The Department of Defence has moved to quell rumours that the Australian Army is being used to move Aboriginal people out of remote communities in Western Australia.
The rumour, which gathered momentum on Sunday and showed no signs of abating by today, is false.
A spokesperson for the Australian Defence Force said the Army could not comment on "rumours", however New Matilda has confirmed that the West Australian Government cannot task the Army to do anything, let alone remove Aboriginal people from their communities.
The rumour appears to based on true revelations that the West Australian Barnett Government is planning to axe funding to remote Aboriginal communities in Western Australia.
It followed a $90 million deal struck by the Abbott Government earlier this year, which saw the transfer of responsibilities for remote Aboriginal communities from the Commonwealth to the states and territories.
In turn, the West Australian government announced it would no longer fund around 150 remote outstation communities.
Barnett’s move comes despite widespread evidence that Aboriginal people are healthier, happier and safer living in remote communities.
A study in 2006 by the Menzies School of Health Research found that in the Utopia region in the Northern Territory, morbidity rates were as much as 50 per cent lower in Utopia than for the rest of the Territory.
Utopia has a population of around 2,500, and is a region of small outstation communities, serviced by a hub in a small town called Arlparra, 350kms north east of Alice Springs.
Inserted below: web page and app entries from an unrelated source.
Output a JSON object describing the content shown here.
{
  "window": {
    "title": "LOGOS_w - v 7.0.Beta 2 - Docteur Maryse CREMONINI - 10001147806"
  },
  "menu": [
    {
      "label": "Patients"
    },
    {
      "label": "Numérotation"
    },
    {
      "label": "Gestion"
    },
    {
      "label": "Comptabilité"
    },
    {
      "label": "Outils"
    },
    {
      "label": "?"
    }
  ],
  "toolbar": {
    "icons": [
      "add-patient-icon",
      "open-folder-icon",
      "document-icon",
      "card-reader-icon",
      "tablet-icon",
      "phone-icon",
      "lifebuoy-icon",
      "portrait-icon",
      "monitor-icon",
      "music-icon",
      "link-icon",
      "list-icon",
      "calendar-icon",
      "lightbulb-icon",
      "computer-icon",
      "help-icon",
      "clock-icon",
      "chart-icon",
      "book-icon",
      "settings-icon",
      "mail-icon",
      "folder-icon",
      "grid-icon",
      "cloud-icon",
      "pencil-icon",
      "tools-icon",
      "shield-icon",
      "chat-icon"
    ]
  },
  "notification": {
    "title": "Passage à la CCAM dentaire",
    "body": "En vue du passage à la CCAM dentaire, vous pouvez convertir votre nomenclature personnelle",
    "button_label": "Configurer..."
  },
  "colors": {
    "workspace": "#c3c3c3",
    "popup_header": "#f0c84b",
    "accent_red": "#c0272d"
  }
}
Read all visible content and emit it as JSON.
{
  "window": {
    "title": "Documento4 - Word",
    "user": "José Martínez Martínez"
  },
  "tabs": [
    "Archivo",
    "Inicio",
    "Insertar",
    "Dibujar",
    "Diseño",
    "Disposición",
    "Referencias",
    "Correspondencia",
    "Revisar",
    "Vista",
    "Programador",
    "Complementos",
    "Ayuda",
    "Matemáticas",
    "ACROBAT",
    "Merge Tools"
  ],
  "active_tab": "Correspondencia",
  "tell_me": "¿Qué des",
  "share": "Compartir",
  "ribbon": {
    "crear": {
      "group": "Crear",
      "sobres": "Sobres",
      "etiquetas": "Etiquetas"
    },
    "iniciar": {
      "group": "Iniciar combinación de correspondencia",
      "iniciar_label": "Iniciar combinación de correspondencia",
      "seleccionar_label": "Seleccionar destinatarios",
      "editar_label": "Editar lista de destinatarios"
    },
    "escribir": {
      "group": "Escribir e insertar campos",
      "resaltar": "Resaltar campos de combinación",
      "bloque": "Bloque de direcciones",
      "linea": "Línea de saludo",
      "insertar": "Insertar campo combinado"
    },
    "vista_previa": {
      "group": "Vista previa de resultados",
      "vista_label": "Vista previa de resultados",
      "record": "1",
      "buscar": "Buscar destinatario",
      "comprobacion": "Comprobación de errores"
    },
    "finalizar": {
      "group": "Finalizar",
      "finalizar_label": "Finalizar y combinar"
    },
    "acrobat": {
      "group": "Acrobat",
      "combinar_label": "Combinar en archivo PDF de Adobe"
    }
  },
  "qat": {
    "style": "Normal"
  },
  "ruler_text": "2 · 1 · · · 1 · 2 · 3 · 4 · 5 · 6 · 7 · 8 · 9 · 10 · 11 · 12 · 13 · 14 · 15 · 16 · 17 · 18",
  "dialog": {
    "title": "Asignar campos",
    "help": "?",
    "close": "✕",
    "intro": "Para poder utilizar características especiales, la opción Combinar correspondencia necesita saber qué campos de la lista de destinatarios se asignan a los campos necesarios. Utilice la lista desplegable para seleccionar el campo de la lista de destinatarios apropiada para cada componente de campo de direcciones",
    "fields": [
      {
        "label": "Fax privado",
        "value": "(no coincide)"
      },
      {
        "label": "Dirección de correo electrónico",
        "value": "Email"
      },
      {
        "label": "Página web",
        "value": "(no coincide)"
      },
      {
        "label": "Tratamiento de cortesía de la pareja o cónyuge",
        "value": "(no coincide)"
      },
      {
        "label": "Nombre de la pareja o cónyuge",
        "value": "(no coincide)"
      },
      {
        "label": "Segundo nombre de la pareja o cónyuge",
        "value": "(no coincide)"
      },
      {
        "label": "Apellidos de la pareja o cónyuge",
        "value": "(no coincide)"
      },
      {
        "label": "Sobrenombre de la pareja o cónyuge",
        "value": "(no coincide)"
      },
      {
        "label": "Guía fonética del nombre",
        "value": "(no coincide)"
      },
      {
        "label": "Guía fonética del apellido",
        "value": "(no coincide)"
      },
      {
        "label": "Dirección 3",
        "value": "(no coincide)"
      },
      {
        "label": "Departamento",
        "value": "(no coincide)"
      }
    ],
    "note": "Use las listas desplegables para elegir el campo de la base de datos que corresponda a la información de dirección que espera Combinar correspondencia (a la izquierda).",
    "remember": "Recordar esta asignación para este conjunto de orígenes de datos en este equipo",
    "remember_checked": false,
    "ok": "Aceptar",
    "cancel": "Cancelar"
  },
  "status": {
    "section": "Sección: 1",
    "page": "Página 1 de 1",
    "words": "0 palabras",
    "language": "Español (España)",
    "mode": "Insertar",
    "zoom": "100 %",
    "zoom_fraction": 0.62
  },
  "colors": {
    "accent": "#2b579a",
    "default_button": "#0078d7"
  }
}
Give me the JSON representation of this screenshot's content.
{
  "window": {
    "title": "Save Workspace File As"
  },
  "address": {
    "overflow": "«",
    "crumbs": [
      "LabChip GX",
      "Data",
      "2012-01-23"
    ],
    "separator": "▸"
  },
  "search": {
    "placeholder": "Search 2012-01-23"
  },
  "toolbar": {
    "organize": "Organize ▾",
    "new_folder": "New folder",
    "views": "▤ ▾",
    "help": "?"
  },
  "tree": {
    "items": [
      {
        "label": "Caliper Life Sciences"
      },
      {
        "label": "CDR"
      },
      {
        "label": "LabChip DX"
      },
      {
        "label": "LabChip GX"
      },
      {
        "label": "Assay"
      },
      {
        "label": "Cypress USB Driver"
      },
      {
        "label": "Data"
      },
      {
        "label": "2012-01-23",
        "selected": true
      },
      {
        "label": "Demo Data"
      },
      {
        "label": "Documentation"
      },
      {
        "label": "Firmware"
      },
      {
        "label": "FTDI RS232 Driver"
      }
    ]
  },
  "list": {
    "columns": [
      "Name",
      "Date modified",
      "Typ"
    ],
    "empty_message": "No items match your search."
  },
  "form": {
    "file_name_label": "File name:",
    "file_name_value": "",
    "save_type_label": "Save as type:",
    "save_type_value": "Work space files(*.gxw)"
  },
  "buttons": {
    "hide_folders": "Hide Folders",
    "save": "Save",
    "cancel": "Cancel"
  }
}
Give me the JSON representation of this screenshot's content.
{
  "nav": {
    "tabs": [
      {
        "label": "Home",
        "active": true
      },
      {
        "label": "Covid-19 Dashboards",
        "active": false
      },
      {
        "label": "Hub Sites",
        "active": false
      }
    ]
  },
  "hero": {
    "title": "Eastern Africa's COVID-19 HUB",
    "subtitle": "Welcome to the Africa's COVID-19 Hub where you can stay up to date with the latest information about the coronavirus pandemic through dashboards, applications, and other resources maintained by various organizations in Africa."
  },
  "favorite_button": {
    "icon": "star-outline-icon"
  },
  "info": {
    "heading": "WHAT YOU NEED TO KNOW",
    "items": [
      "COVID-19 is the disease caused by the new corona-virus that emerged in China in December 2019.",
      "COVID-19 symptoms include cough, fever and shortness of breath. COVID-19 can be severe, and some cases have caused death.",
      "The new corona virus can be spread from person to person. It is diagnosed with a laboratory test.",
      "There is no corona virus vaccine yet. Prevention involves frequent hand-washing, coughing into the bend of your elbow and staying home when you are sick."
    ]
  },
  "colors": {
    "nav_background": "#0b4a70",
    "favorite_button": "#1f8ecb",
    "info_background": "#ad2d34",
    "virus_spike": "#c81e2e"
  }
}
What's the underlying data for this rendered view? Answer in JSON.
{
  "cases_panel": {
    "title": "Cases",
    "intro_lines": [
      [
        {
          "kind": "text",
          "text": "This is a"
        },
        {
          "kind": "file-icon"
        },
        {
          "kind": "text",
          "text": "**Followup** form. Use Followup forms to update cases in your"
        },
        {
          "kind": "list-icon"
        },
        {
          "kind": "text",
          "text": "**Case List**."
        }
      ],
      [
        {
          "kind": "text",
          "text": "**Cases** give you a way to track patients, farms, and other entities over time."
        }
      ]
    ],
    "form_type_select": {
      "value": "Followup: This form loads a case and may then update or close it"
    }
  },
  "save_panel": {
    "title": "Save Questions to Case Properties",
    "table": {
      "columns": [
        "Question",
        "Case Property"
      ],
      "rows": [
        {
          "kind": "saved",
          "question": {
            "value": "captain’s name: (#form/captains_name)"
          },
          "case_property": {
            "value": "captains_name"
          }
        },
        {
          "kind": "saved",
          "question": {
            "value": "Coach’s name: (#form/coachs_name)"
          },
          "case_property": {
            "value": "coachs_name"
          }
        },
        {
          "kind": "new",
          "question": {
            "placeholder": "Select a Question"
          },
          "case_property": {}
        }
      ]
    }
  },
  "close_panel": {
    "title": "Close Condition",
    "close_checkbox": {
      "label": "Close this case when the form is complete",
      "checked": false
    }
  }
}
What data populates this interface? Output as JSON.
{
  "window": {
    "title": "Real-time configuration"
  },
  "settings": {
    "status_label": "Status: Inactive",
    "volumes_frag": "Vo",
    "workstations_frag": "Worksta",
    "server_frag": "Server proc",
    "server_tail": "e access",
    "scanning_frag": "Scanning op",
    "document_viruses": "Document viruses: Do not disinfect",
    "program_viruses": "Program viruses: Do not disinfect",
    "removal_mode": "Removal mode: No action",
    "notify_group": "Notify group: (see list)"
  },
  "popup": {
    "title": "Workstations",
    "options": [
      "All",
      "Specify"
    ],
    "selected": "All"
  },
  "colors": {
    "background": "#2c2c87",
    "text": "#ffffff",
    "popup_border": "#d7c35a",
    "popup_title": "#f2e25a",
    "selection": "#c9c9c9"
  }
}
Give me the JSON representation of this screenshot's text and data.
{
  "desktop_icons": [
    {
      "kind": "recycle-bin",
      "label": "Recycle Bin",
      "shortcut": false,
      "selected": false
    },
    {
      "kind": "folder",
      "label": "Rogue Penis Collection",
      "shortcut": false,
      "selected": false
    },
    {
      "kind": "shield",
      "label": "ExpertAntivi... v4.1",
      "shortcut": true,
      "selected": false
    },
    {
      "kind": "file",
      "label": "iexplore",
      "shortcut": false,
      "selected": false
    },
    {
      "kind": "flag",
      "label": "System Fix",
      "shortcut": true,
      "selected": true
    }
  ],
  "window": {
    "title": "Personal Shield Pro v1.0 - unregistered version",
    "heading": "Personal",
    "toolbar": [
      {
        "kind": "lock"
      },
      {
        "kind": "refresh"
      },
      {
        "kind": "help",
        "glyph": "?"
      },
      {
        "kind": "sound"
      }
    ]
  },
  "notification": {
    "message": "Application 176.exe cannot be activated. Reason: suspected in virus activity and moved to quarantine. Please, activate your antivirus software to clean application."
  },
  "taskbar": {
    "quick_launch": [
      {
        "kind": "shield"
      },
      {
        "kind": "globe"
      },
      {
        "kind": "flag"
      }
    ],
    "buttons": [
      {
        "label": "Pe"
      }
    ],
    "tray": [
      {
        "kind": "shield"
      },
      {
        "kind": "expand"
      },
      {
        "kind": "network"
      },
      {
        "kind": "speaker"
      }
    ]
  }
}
The study put the outcome down to Aboriginal people living healthier, semi-traditional lifestyles, away from the trouble of larger centres.
Of course, the Australian Army has been used to ‘invade’ Aboriginal communities before – in 2007, the Army was brought in during the launch of the Howard Government’s Northern Territory intervention.
That policy, enacted by the Liberals with the support of Labor – and then run for five years and extended by Labor – has seen a more than quadrupling of attempted suicide and self harm rates in NT Aboriginal communities, a substantial increase in alcohol consumption, drops in school attendance numbers and a massive increase in Aboriginal unemployment.
When it was introduced, the NT intervention also resulted in widespread reports of starvation among Aboriginal people, after their basic welfare entitlements were ‘quarantined’ by the government.
The NT intervention, launched on the back of sensationalist reporting by ABC’s Lateline program, has been branded ‘racist’ by the United Nations, and widely condemned by Aboriginal leaders around the country.
Liberal Party documents leaked at the time revealed the Howard government – staring down the barrel of electoral defeat – was advised that its best hope of re-election was to ‘intervene’ in the affairs of state and territory governments, all of which were Labor, and try and depict them as incompetent.
The NT intervention was launched within 24 hours of the government receiving that advice.
The policy continues today under the guise of legislation titled, ‘Stronger Futures’, which was extended for a further 10 years under the Gillard government.